Tributes paid to well-known solicitor for gangland figures who died suddenly

John Devane
John Devane

Tributes have been paid by colleagues and members of the judiciary to controversial Limerick solicitor John Devane, who died suddenly at the weekend.

A post mortem today revealed nothing suspicious in the solicitor's death.

Gardai said results of toxicology tests taken during the autopsy will take a number of weeks, and an inquest is likely to be held before the end of this year.

Mr Devane's remains will lay in repose at Thompson’s Funeral Home, Thomas Street, Limerick, from 5.30pm-8pm,  Wednesday, followed by removal to St Patrick’s Church, Parteen on Thursday, for Requiem Mass at 12 noon.

Burial will take place afterwards in St Brendan's Cemetery, Milltown, Dingle, Co Kerry.

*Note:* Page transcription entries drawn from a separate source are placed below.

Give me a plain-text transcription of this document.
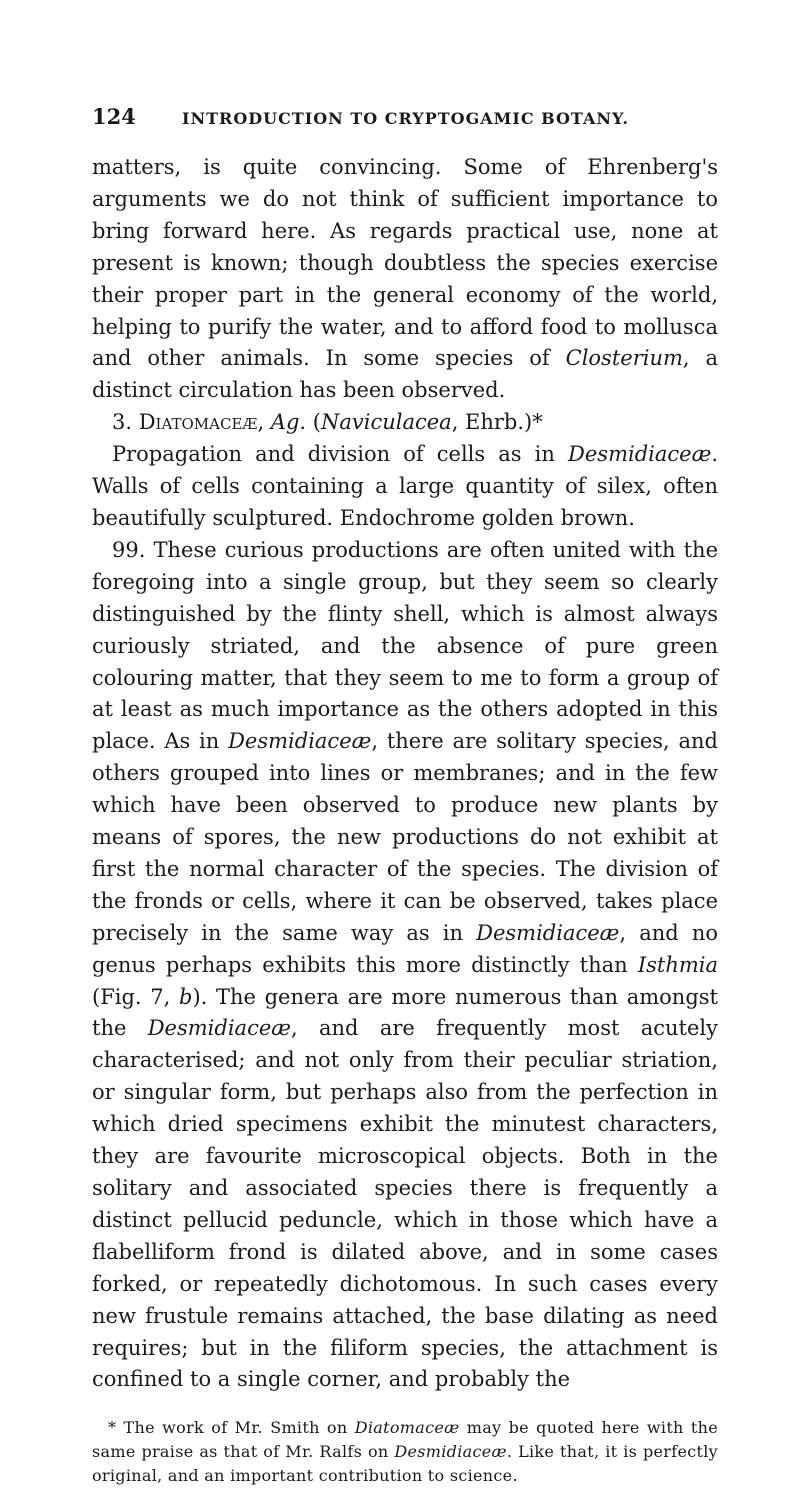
124	INTRODUCTION TO CRYPTOGAMIC BOTANY.

matters, is quite convincing. Some of Ehrenberg's arguments we do not think of sufficient importance to bring forward here. As regards practical use, none at present is known; though doubtless the species exercise their proper part in the general economy of the world, helping to purify the water, and to afford food to mollusca and other animals. In some species of Closterium, a distinct circulation has been observed.

3. Diatomaceæ, Ag. (Naviculacea, Ehrb.)*

Propagation and division of cells as in Desmidiaceæ. Walls of cells containing a large quantity of silex, often beautifully sculptured. Endochrome golden brown.

99. These curious productions are often united with the foregoing into a single group, but they seem so clearly distinguished by the flinty shell, which is almost always curiously striated, and the absence of pure green colouring matter, that they seem to me to form a group of at least as much importance as the others adopted in this place. As in Desmidiaceæ, there are solitary species, and others grouped into lines or membranes; and in the few which have been observed to produce new plants by means of spores, the new productions do not exhibit at first the normal character of the species. The division of the fronds or cells, where it can be observed, takes place precisely in the same way as in Desmidiaceæ, and no genus perhaps exhibits this more distinctly than Isthmia (Fig. 7, b). The genera are more numerous than amongst the Desmidiaceæ, and are frequently most acutely characterised; and not only from their peculiar striation, or singular form, but perhaps also from the perfection in which dried specimens exhibit the minutest characters, they are favourite microscopical objects. Both in the solitary and associated species there is frequently a distinct pellucid peduncle, which in those which have a flabelliform frond is dilated above, and in some cases forked, or repeatedly dichotomous. In such cases every new frustule remains attached, the base dilating as need requires; but in the filiform species, the attachment is confined to a single corner, and probably the

* The work of Mr. Smith on Diatomaceæ may be quoted here with the same praise as that of Mr. Ralfs on Desmidiaceæ. Like that, it is perfectly original, and an important contribution to science.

Devane was a distant cousin of Hollywood actor Gregory Peck, and a lawyer for Limerick's criminal underworld.

Following his sudden death, Sunday, he was remembered Monday, by colleagues as "a one off".

A moment of silence was observed in his memory at his stomping ground, the Limerick District Court.

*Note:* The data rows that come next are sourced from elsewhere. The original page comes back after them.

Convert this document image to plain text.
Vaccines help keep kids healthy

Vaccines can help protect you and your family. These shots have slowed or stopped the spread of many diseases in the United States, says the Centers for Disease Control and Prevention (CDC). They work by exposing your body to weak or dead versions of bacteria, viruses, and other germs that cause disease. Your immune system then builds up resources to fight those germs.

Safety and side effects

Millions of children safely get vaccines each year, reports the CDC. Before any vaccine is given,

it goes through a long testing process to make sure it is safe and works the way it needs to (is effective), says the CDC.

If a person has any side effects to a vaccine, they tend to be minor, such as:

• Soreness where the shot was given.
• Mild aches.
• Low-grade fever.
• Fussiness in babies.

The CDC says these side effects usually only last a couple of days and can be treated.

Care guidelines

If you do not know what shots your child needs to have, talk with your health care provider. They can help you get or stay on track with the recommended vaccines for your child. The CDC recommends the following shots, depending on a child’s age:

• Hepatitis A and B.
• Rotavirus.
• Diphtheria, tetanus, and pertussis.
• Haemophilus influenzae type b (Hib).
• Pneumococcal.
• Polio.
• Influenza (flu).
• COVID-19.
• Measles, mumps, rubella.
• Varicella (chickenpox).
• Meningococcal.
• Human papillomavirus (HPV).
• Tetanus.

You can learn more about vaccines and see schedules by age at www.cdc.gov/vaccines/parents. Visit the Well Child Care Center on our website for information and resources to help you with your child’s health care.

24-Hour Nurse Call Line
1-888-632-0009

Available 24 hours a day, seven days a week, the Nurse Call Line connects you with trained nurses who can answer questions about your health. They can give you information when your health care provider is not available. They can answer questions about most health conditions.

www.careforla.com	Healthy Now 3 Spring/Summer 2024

Leading tributes from the bench, presiding judge Marian O'Leary said she was "deeply saddened and shocked” on hearing of Devane's passing.

Despite temporarily using a wheelchair after a long battle with illness Devane, "acted in his cases, as he did with his illness – with defiance to the last," added Stephanie Power, President of the Limerick Bar Association.

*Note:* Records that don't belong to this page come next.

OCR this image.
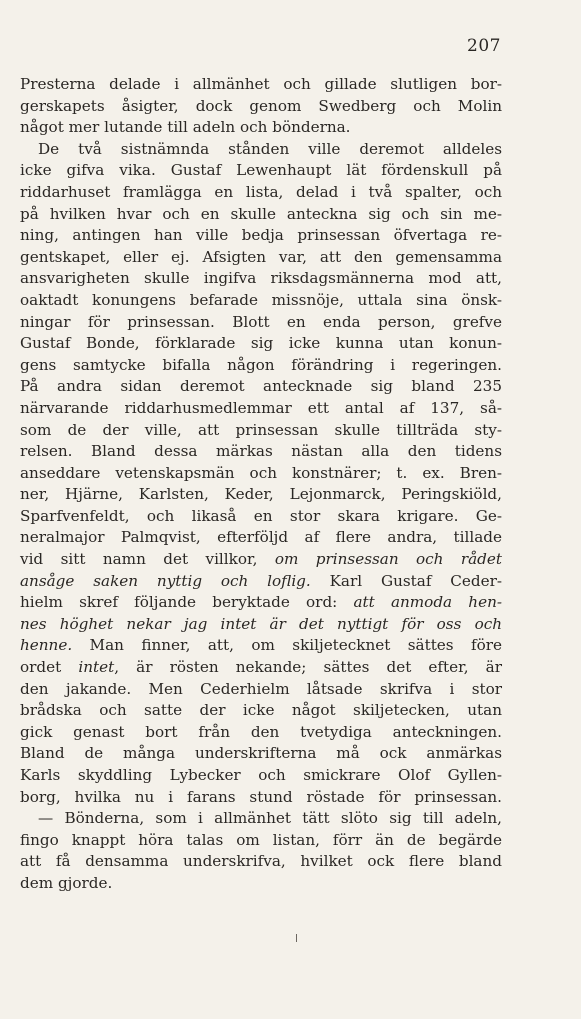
207
Presterna delade i allmänhet och gillade slutligen bor-
gerskapets åsigter, dock genom Swedberg och Molin
något mer lutande till adeln och bönderna.
De två sistnämnda stånden ville deremot alldeles
icke gifva vika. Gustaf Lewenhaupt lät fördenskull på
riddarhuset framlägga en lista, delad i två spalter, och
på hvilken hvar och en skulle anteckna sig och sin me-
ning, antingen han ville bedja prinsessan öfvertaga re-
gentskapet, eller ej. Afsigten var, att den gemensamma
ansvarigheten skulle ingifva riksdagsmännerna mod att,
oaktadt konungens befarade missnöje, uttala sina önsk-
ningar för prinsessan. Blott en enda person, grefve
Gustaf Bonde, förklarade sig icke kunna utan konun-
gens samtycke bifalla någon förändring i regeringen.
På andra sidan deremot antecknade sig bland 235
närvarande riddarhusmedlemmar ett antal af 137, så-
som de der ville, att prinsessan skulle tillträda sty-
relsen. Bland dessa märkas nästan alla den tidens
anseddare vetenskapsmän och konstnärer; t. ex. Bren-
ner, Hjärne, Karlsten, Keder, Lejonmarck, Peringskiöld,
Sparfvenfeldt, och likaså en stor skara krigare. Ge-
neralmajor Palmqvist, efterföljd af flere andra, tillade
vid sitt namn det villkor, om prinsessan och rådet
ansåge saken nyttig och loflig. Karl Gustaf Ceder-
hielm skref följande beryktade ord: att anmoda hen-
nes höghet nekar jag intet är det nyttigt för oss och
henne. Man finner, att, om skiljetecknet sättes före
ordet intet, är rösten nekande; sättes det efter, är
den jakande. Men Cederhielm låtsade skrifva i stor
brådska och satte der icke något skiljetecken, utan
gick genast bort från den tvetydiga anteckningen.
Bland de många underskrifterna må ock anmärkas
Karls skyddling Lybecker och smickrare Olof Gyllen-
borg, hvilka nu i farans stund röstade för prinsessan.
— Bönderna, som i allmänhet tätt slöto sig till adeln,
fingo knappt höra talas om listan, förr än de begärde
att få densamma underskrifva, hvilket ock flere bland
dem gjorde.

Professionally, he built up a large client list of Republican dissidents, and gangland criminals.

The father-of-two represented the notorious Dundon-McCarthy criminal gang that shot dead innocent businessman Roy Collins and innocent rugby player Shane Geoghegan.

The Limerick solicitor also represented members of the Keane gang; the Collopy criminal family; and the Ryan McCarthy crime gang.

Devane was never far from the headlines. He took a case against the State, on behalf of hundreds of soldiers, in the army deafness claim scheme and represented prisoners who Devane argued had their human rights breached as they were forced to "slop out" their own faeces from their jail cells.

He was held in contempt of court by former district court judge Joseph Mangan in 2003 after a heated exchange at Shannon District Court. Devane later apologised to the judge after calling him "a clown".

In 2012, Devane was found guilty of assaulting fellow solicitor, John Herbert, at Limerick District Court, on June 9, 2011.

Devane had denied grabbing Mr Herbert by the neck and attempting to head butt him. He escaped a criminal conviction in lieu of paying a €1,000 charitable donation.

Finishing her tribute at Limerick District Court, Stephanie Power said: "I think it’s safe to say we’re unlikely to come across a character as colourful as John any time in the near future."